Amazon has been awarded a patent on a pretty nifty idea that they are calling “Anticipatory Shipping”. Basically, they are going to be using customer data to predict where, geographically, an item is most likely to be ordered and likely in what quantity. With this information, Amazon will be trying to shift inventory as close to these locations as possible to achieve as short as possible delivery times, when a customer finally does order.
The idea is, like most good ideas, surprisingly simple. By realizing that customers don’t want to wait and that there (most likely) are customer behavior patterns, this new “anticipatory shipping” idea might become a big success—if they manage to do it properly.

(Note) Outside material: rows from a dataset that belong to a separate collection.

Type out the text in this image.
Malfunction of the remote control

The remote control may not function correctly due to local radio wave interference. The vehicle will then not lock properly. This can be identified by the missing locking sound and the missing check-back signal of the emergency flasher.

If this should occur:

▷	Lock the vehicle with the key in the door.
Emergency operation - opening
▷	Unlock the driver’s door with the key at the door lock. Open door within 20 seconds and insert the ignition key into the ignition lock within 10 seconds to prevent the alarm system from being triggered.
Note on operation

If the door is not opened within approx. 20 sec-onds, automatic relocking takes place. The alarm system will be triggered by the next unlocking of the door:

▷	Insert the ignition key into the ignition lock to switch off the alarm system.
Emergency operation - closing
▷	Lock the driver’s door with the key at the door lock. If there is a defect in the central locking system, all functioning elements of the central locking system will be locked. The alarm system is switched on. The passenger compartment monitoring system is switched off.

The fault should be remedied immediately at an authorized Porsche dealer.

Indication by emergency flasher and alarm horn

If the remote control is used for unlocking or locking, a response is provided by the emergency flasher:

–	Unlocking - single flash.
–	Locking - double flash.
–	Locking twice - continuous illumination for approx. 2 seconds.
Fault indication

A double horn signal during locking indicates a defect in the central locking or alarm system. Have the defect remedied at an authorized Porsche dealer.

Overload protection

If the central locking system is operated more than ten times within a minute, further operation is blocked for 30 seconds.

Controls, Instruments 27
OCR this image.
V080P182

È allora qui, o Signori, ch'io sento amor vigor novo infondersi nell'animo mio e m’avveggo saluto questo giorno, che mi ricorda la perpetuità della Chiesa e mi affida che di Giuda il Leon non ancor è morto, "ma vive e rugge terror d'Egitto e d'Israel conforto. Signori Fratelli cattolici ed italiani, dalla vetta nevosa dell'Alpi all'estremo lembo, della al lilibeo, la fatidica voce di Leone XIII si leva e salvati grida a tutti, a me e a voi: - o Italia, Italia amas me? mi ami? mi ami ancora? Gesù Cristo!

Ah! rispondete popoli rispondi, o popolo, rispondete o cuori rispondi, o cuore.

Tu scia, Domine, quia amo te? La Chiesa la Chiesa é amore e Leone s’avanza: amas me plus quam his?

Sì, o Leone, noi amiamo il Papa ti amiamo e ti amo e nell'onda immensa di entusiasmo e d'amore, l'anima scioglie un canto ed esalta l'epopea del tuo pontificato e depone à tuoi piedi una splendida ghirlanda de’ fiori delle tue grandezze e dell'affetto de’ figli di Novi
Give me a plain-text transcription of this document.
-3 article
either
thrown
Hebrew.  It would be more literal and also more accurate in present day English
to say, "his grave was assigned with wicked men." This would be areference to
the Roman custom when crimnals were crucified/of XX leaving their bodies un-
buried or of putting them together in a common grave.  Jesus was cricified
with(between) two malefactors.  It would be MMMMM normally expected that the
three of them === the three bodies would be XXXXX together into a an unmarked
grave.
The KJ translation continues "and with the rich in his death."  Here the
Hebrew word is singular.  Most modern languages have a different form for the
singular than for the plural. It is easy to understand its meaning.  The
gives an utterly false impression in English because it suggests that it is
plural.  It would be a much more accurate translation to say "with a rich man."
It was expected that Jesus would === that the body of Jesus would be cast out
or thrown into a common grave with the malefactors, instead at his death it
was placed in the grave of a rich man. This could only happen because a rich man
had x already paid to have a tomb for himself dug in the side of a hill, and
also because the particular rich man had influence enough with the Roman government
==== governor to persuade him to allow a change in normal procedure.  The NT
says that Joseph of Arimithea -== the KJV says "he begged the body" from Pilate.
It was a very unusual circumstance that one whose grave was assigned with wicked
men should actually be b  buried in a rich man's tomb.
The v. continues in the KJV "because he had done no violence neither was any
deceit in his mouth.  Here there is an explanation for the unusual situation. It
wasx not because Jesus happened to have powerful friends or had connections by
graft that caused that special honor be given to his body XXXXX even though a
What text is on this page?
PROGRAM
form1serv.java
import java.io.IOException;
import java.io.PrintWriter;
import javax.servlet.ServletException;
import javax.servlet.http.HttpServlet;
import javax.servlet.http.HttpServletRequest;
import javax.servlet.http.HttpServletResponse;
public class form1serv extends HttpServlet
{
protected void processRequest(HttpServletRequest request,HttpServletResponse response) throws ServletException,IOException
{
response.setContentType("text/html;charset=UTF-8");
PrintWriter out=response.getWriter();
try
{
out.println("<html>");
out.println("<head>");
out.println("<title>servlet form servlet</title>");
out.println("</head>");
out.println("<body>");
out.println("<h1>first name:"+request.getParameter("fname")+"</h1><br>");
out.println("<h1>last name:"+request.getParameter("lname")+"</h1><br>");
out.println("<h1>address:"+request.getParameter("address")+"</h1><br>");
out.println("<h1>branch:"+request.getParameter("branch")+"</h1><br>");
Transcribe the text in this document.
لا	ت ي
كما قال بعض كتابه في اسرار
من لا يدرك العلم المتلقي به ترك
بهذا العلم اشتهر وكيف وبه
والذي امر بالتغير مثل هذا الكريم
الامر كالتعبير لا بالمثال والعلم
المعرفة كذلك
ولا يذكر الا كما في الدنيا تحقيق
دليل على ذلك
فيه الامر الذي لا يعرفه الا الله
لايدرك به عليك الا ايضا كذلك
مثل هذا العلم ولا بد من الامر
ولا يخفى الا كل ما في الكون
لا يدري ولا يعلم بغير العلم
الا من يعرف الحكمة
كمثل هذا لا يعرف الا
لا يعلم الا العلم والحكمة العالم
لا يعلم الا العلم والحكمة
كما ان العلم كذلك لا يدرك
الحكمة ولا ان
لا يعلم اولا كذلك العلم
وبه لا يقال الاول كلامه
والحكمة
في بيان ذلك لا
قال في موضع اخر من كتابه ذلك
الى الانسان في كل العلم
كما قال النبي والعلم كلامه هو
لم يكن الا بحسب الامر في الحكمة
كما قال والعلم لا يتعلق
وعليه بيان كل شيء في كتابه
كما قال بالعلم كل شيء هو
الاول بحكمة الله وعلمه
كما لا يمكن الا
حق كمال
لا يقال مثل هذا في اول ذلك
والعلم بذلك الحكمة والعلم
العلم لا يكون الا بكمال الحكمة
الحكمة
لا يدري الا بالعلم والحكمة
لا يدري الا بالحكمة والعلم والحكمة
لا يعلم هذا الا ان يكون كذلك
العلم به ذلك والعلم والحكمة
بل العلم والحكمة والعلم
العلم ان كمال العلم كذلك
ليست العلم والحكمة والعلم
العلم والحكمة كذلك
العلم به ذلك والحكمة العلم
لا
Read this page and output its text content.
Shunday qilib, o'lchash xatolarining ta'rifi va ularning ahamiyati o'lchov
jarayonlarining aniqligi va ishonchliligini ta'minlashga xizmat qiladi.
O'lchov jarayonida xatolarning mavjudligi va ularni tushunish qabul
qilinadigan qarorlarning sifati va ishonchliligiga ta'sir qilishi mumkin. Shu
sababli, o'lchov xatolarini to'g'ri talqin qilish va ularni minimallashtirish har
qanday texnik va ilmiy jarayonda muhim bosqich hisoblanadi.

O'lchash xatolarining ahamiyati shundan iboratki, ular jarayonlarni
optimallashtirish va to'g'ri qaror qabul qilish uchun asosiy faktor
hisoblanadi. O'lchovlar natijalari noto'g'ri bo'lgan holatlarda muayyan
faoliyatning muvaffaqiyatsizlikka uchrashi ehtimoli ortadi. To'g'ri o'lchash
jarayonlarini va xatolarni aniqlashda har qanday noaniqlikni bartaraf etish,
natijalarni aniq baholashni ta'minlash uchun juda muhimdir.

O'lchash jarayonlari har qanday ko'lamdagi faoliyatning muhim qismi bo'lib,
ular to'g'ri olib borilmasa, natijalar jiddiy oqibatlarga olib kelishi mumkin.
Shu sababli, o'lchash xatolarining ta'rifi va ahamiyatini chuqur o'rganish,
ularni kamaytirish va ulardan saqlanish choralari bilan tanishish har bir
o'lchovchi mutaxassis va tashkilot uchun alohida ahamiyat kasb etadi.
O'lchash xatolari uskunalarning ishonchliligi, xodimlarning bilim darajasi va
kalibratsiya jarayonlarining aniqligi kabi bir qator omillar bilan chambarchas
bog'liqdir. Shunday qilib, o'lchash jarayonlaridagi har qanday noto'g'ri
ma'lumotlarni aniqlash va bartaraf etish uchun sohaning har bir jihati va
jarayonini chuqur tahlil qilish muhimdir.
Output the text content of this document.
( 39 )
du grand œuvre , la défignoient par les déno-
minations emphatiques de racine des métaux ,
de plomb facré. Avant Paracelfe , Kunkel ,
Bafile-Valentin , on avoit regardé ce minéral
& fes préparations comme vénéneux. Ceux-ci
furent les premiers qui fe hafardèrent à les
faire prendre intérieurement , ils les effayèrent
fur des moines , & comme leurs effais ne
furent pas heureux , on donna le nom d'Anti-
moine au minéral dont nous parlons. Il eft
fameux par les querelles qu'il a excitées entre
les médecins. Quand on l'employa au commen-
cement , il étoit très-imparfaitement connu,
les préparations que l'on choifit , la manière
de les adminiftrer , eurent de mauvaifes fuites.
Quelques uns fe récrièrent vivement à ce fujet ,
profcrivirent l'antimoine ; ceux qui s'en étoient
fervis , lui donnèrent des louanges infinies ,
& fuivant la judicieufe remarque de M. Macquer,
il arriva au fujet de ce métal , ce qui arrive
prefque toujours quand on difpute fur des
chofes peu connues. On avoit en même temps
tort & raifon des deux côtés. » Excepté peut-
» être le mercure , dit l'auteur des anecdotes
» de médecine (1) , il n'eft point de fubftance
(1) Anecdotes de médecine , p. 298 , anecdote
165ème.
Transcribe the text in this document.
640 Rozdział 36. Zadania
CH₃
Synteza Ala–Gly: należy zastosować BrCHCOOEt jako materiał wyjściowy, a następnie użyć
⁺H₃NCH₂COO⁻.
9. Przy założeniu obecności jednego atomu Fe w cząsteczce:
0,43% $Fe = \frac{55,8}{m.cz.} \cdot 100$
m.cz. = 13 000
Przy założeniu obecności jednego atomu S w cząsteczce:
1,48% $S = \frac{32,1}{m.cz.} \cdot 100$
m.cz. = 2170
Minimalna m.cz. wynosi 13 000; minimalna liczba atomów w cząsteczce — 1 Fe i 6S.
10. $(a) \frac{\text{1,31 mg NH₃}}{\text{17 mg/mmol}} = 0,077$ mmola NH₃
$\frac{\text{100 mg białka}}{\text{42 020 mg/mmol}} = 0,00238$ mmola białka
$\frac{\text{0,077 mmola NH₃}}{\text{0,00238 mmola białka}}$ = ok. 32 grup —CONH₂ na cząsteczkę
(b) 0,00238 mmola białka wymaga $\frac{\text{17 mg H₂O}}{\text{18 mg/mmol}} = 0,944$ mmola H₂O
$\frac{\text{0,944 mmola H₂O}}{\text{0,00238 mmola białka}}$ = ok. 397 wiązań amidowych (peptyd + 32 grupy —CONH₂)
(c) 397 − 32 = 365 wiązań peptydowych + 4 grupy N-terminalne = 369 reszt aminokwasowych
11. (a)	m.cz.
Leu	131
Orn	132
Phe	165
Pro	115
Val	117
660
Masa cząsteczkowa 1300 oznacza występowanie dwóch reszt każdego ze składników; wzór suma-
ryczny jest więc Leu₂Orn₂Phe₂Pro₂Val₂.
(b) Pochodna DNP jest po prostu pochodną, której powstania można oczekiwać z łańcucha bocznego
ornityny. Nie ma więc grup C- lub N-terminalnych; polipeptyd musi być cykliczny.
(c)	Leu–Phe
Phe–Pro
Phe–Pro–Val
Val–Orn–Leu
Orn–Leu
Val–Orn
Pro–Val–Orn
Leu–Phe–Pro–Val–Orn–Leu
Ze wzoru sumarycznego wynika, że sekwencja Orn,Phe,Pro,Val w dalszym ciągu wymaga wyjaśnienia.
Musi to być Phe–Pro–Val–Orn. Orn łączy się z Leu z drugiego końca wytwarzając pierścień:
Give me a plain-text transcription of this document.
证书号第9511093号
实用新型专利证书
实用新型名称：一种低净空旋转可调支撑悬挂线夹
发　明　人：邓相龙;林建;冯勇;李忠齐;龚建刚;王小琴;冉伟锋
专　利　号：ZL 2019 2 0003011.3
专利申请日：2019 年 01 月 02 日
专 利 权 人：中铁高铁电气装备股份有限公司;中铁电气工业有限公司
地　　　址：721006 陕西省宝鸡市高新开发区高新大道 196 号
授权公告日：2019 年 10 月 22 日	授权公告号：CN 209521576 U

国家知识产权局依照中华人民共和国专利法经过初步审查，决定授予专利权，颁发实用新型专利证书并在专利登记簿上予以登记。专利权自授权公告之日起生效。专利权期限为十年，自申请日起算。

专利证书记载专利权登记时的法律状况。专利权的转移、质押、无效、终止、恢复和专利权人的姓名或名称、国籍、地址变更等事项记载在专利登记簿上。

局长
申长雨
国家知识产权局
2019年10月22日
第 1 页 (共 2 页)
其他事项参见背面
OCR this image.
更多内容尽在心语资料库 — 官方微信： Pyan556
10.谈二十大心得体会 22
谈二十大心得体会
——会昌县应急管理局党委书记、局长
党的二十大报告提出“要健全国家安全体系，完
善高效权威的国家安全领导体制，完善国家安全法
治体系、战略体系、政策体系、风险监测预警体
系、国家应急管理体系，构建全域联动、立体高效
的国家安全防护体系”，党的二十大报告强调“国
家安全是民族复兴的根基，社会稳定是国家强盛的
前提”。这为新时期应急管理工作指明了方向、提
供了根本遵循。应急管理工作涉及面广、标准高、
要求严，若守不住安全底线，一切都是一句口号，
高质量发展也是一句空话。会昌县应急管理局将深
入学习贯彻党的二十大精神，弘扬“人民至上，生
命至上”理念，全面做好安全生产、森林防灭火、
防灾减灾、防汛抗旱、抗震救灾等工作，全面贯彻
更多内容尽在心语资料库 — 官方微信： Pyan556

It’s effect on small businesses
For Amazon, this is all good, but what about small businesses? If this catches on, small businesses might have an even bigger problem on their hands. Doing what Amazon is doing will appeal to customers and if this catches on—which I am confident that it will—other stores will have no option but to try and follow.
This highlights an oft forgotten need for logistics. When we at Bernskiold Media work with clients to launch e-commerce sites, it happens more often than not, that people have forgotten about shipping and logistics. Yet, this is one of the processes that customers care about. The lead time from ordering to receiving your product is still one of the biggest obstacles for e-commerce.
As Amazon is trying to overcome this, it puts greater pressure on small businesses to care about logistics too. While it may not right now be realistic to think in the same size and scope as Amazon, just giving logistics a thought in the purchasing process is a good step forward.